Портрет женщины в разные годы | страница 49



– Ты что? Что такое, Киреныш? – Горел ночник, Николай стоял над ней в одних трусах и тряс за плечо.

Свет ослепил Киру, и она снова закрыла глаза, перевернулась со стоном на бок:

– О-о, господи-и!..

И едва она перевернулась на бок, то бывшее во сне дзиньканье раздалось вновь. Кира в ужасе приподнялась на локте – и поняла, что это звонок, его-то она и слышала во сне.

Николая же, видимо, разбудил только ее крик, и когда из прихожей донеслись перемежающиеся – то длинные, то короткие, то отрывистые – трели звонка, он недоуменно поднял голову.

– Черт, – сказал он, – три часа ночи.

Пришаркивая тапками, он вышел в прихожую, включил свет и, накинув пальто, спросил:

– Кто?

Что ему ответили, Кира не расслышала, но он загремел цепочкой, повернул ключ в замке и открыл дверь. Она видела, как рука невидимого из-за косяка мужчины протянула Николаю сложенный пополам листок бумаги, потом какую-то книжечку с болтающимся на шнурке карандашом, Николай расписался, поблагодарил и закрыл дверь.

Он вошел в комнату, сел к Кире на тахту и протянул ей телеграмму.

– Это тебе. Из родных пенат.

– Прочти, пожалуйста.

Николай развернул телеграмму, раскрыл рот, чтобы читать, и Кира увидела, как двинулась у него кожа на лбу, словно за волосы его внезапно и сильно дернули, и глаза сделались бессмысленными и пустыми.

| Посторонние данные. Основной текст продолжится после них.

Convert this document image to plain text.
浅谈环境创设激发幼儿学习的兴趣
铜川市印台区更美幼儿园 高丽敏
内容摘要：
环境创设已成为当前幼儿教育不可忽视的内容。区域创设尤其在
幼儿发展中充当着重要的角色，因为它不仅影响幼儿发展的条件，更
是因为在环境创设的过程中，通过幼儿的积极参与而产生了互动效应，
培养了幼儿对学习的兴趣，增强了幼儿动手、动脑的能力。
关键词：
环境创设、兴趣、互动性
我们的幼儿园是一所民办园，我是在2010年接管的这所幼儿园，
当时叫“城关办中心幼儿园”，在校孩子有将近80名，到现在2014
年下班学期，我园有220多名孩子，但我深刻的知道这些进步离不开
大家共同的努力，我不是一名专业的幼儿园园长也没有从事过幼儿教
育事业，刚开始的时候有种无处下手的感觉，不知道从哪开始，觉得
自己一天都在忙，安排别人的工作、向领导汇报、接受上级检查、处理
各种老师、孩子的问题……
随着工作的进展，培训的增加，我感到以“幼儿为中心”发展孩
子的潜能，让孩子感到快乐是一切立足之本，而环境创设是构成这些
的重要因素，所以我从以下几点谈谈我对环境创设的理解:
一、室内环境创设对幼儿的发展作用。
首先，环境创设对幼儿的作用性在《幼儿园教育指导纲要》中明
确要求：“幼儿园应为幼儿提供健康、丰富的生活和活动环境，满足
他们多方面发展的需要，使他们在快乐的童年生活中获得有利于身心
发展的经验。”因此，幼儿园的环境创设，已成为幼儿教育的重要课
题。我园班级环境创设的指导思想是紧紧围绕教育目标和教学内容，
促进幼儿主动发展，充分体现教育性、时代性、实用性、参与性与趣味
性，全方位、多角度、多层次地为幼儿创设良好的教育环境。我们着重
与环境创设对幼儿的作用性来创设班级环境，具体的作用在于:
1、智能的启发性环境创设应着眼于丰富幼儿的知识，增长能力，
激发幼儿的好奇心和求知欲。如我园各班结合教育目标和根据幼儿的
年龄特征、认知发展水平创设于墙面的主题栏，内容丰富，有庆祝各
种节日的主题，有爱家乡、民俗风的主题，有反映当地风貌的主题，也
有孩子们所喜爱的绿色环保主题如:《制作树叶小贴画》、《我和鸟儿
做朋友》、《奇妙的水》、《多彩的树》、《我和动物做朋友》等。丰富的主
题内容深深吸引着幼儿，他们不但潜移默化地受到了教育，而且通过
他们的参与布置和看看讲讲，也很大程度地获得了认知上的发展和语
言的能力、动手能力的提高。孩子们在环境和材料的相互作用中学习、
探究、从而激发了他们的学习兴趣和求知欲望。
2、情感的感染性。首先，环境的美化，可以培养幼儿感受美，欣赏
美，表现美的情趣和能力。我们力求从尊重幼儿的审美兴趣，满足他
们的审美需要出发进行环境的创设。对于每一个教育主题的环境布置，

– Что? – спросила она, пугаясь, и схватила его за руку. – Откуда? А-а… – не то чтобы поняла, но каким-то чутьем постигла вдруг она: «из родных пенат», отпустила его руку, ткнулась головой в подушку, но тут же села, подтянув к подбородку колени. – Н-нет… Коленька, н-нет! Я такое подумала… нет, не отец, не отец, Коленька, да? Ну, скажи, скажи!

Николай обнял ее, и Кира почувствовала у себя на затылке его большую теплую ладонь.

– Да? – закричала она, отталкивая его, но не могла оттолкнуть.

– Да, – скорее догадалась, чем услышала она, оттолкнула Николая, упала на тахту, и ей показалось – столько скопилось в груди воздуха, что сейчас ее разорвет от рыданий; но она лежала, обхватив подушку, и слез не было – тоько один соленый, душивший пузырь воздуха от ложечки до самого нёба. Потом она услышала какое-то скулящее, жалобное подвывание и поняла, что этот жалобный несчастный звук рождается в ней…

* * *

Николай перекладывал свои вещи из маленького чемодана в большой – тот, с которым Кира ездила в Таллин, сутулился, и широкий его тяжелый подбородок был прижат к груди – как всегда у него случалось в минуты особой сосредоточенности и собранности, и Кира поймала себя на мысли, что в последний раз замечала такие мелочи еще летом, до отпуска.